Establishing strategic areas for the adoption of electric public transport in short and flat routes in central business districts, using combustion vehicles with EURO-4 emission standards or better in routes where electric vehicles cannot initially be adopted.
Investing in public charging infrastructures optimally located in strategic places such as public terminals, parking areas, and gas stations.
Clearer and stricter implementation of government policies related to fleet consolidation and management, public utility vehicle operational age limit, emissions test, route rationalization, loading and unloading areas, traffic rules and regulations, and labor codes.
Upgrading the drivers’ and mechanics’ skills on operating electric vehicles and traffic rules.
Information dissemination on the benefits of using more sustainable modes of transportation and its relevance on energy transition and climate change.
Developing locally made electric vehicles to boost the economy, lower the investment costs, and create more jobs.
Promoting non-motorized mode of transportation such as cycling and walking by assigning pedestrian and bicycle lanes.
Intensifying the investment in mass transportation infrastructures such as light trains, trams, and subway trains.
Increasing the percentage of renewables in the power generation mix by investing in more sustainable sources of energy.

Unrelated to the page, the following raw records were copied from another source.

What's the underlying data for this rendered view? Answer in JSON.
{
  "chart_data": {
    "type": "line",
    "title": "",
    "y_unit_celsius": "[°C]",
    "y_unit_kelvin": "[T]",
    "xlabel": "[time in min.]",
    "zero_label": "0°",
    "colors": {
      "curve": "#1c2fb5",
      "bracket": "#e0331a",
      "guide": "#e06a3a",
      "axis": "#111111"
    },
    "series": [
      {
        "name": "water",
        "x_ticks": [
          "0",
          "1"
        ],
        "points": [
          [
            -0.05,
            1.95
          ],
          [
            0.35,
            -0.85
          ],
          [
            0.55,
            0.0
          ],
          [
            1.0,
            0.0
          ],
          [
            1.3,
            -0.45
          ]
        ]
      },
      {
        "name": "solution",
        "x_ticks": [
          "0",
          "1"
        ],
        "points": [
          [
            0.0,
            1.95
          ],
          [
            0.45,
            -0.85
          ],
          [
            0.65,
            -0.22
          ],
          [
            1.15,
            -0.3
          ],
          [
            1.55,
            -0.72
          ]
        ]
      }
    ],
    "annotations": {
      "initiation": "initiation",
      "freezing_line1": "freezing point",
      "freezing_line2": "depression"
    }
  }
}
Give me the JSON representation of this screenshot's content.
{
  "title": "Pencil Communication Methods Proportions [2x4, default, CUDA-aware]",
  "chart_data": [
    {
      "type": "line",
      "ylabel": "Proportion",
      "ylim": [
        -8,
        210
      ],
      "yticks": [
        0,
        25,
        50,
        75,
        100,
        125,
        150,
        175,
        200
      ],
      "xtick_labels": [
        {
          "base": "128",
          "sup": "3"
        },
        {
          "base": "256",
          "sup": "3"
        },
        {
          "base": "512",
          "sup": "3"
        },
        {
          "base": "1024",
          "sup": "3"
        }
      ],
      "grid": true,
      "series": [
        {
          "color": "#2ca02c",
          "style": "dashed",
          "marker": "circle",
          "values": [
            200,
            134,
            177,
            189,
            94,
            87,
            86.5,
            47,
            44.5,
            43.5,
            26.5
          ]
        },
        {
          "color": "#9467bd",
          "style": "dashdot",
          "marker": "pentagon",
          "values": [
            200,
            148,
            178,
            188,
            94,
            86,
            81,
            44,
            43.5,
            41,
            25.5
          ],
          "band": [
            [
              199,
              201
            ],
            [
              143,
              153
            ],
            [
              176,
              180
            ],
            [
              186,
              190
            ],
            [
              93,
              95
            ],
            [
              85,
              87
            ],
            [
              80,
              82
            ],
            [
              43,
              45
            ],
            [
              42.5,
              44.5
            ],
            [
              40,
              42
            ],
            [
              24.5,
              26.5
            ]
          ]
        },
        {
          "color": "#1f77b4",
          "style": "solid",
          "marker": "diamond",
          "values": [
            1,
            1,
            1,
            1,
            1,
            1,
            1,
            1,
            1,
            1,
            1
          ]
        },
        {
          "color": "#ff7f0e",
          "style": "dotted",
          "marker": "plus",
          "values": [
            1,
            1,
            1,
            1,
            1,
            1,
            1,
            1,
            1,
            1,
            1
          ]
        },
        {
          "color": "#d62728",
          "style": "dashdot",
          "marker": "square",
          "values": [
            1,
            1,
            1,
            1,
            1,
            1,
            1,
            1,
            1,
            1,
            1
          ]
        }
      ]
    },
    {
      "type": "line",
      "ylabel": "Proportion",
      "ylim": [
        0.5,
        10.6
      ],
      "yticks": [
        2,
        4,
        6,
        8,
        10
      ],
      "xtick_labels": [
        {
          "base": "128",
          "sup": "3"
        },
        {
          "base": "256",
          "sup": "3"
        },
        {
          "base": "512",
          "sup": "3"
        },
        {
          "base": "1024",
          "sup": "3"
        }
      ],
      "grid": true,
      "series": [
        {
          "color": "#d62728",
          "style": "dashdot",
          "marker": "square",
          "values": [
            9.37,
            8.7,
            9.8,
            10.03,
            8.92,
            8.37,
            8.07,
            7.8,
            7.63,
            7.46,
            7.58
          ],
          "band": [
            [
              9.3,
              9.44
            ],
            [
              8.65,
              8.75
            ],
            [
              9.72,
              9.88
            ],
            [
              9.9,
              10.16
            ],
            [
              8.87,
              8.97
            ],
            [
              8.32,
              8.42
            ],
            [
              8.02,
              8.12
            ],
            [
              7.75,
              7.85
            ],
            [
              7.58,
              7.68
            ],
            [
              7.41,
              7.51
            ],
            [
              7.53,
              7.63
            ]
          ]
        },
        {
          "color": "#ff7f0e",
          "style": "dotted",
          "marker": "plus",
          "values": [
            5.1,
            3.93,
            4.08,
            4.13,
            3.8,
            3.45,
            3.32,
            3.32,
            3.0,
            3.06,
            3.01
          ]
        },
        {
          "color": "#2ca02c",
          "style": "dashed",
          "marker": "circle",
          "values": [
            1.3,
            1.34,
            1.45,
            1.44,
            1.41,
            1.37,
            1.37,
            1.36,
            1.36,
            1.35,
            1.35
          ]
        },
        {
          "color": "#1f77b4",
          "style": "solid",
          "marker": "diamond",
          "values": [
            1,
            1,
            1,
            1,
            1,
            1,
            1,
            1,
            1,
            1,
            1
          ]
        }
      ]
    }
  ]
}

In this research, we focused our analyses on jeepneys and tricycles as these are the most common modes of public transportation in the case study. Future studies may also consider other land transportation modes such as public buses, scooters, cars, taxis, and trains, and water transportation such as water taxi, ferries, and cargo ships. These will be relevant particularly to archipelagic countries composed of islands that are not connected by bridges. In terms of sampling, this study used 1319 respondents from the survey which may still not be a representative of the whole population. For instance, there are 435,619 public utility vehicle drivers throughout the country [54
], but we only have 465 responses from the drivers. While our results conform with previous works on the social acceptance of electric vehicles for public transportation in the country, we set this as a limitation and propose to increase the number of respondents in future surveys to better represent the population. Another limitation is the static financial valuation which estimated the value of investments in public transport discounted at the present period. One of the concerns of drivers and investors included the timing of investment and adoption of electric vehicles. In this case, the real options approach is a more appropriate method which will give value on the flexibility in making investment decisions and identify the optimal timing of investment. Despite these limitations, we believe that this study could be a good benchmark for further analysis of the adoption of cleaner and more sustainable modes of public transportation.